2. 思維怖畏:當覺察到自己對善惡取捨無知、被煩惱控制時,立即思維放逸、造惡將導致墮入三惡趣的極度痛苦。這種怖畏心能像警鐘一樣,瞬間喚醒警覺(正知)。
3. 持續練習:將培養正知作為日常訓練。在安靜時練習觀心,在動中隨時反觀。反復練習,形成習慣,正知的力量就會慢慢增強,更容易保持。
4. 懺悔與祈請:對過去因失去正知所造惡業真誠懺悔,並祈禱三寶加持,令自己能恒常保持正知正念。
繫念觀身:讓正念穩固生起的秘訣
問題8 : 根據寂天菩薩所說,如何才可使正念在內心較容易生起?試引頌說明。
寂天菩薩指出,使正念穩固安住於心的關鍵方法是“繫念觀身”或 “緊守念知門”,即將注意力牢牢系縛於身體這個所緣境上。
引頌說明:“如鳥折翅翼,不能飛空界;若失正念知,不能生善法。”(如同飛鳥折斷了翅膀,便無法翱翔天空;如果失去了正念與正知,就無法生起任何善法。)
此處雖未直接給出方法,但暗示了正念是“飛翔”(修行)的“翅膀”,必須完好有力。
具體方法在前後文中:
1. 以身為所緣:寂天菩薩教導,初學者應將正念專注於自己的身體(行、住、坐、臥等威儀),以此作為錨點。因為身體粗顯易觀,且身、心緊密相連,觀身能有效收攝散亂的心。
2. 正知隨後:當正念通過觀身而安住後,正知(清晰的覺察力)便會自然隨之生起,來審查心念的細微動向。即:“正念安住已,正知即隨臨。”
3. 從粗到細:先通過觀身穩定粗大的正念,然後以此為基礎,發展出能觀察內心細微念頭的正知。正念如同穩定的地基,正知如同其上建造的精密觀察站。

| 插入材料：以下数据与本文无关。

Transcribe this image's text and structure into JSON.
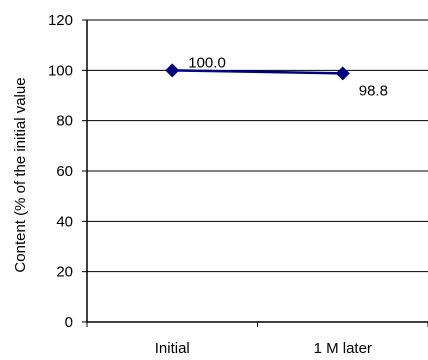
{
  "chart_data": {
    "type": "line",
    "title": "",
    "xlabel": "",
    "ylabel": "Content (% of the initial value",
    "categories": [
      "Initial",
      "1 M later"
    ],
    "series": [
      {
        "values": [
          100.0,
          98.8
        ],
        "labels": [
          "100.0",
          "98.8"
        ],
        "color": "#000080",
        "marker": "diamond"
      }
    ],
    "ylim": [
      0,
      120
    ],
    "yticks": [
      0,
      20,
      40,
      60,
      80,
      100,
      120
    ],
    "ytick_labels": [
      "0",
      "20",
      "40",
      "60",
      "80",
      "100",
      "120"
    ],
    "grid": true,
    "legend": "none"
  }
}
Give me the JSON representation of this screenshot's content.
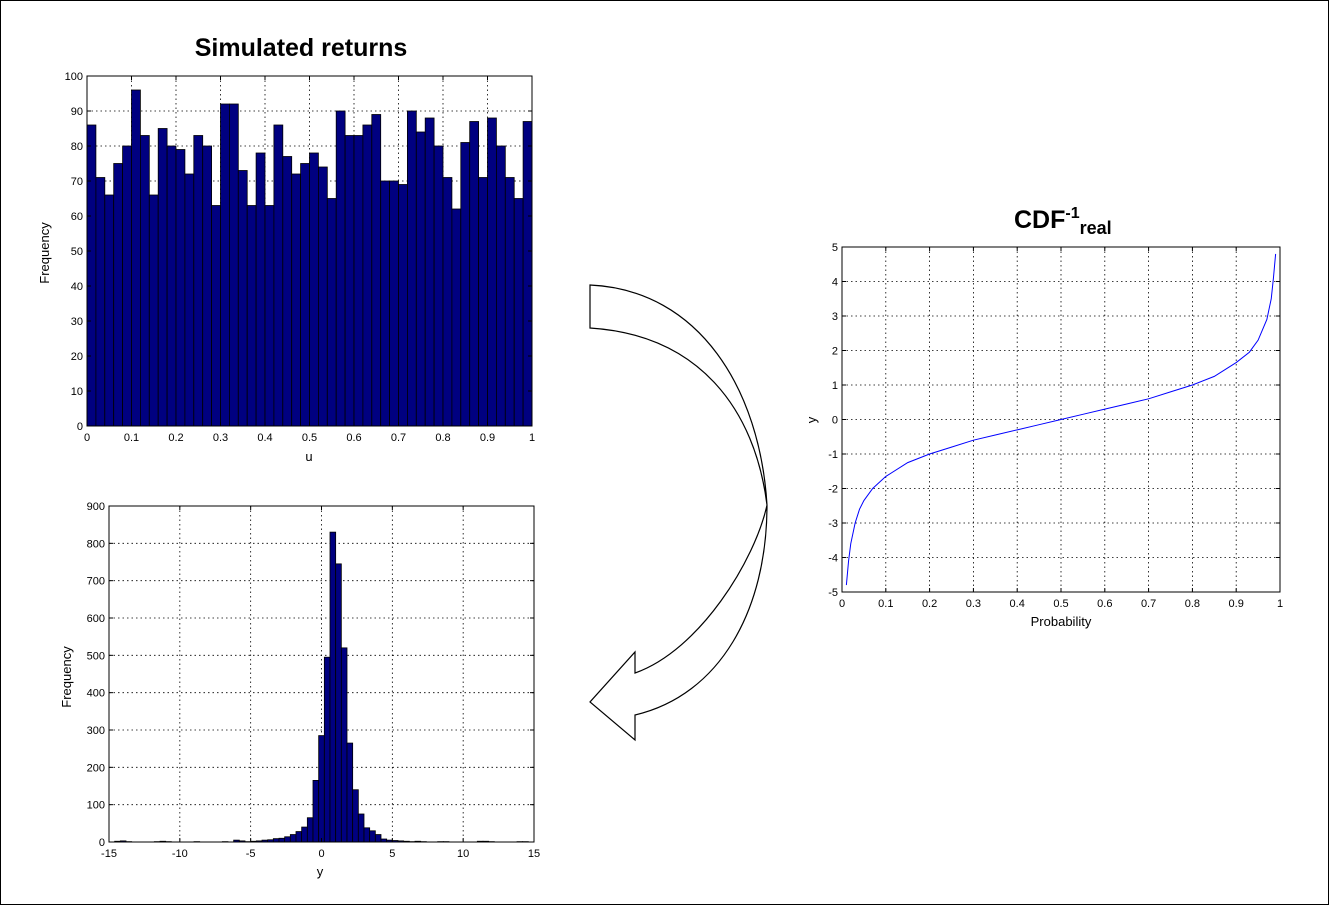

總結:使正念容易生起並安住的實操方法,是將它先系於一個穩固、具體的所緣(如呼吸、身體感受、佛號)上,避免它飄忽不定。寂天菩薩推薦觀身,是極為善巧的入門方便。當正念通過這樣的訓練變得有力時,它便能更好地履行“憶持善法、取捨善惡”的職能。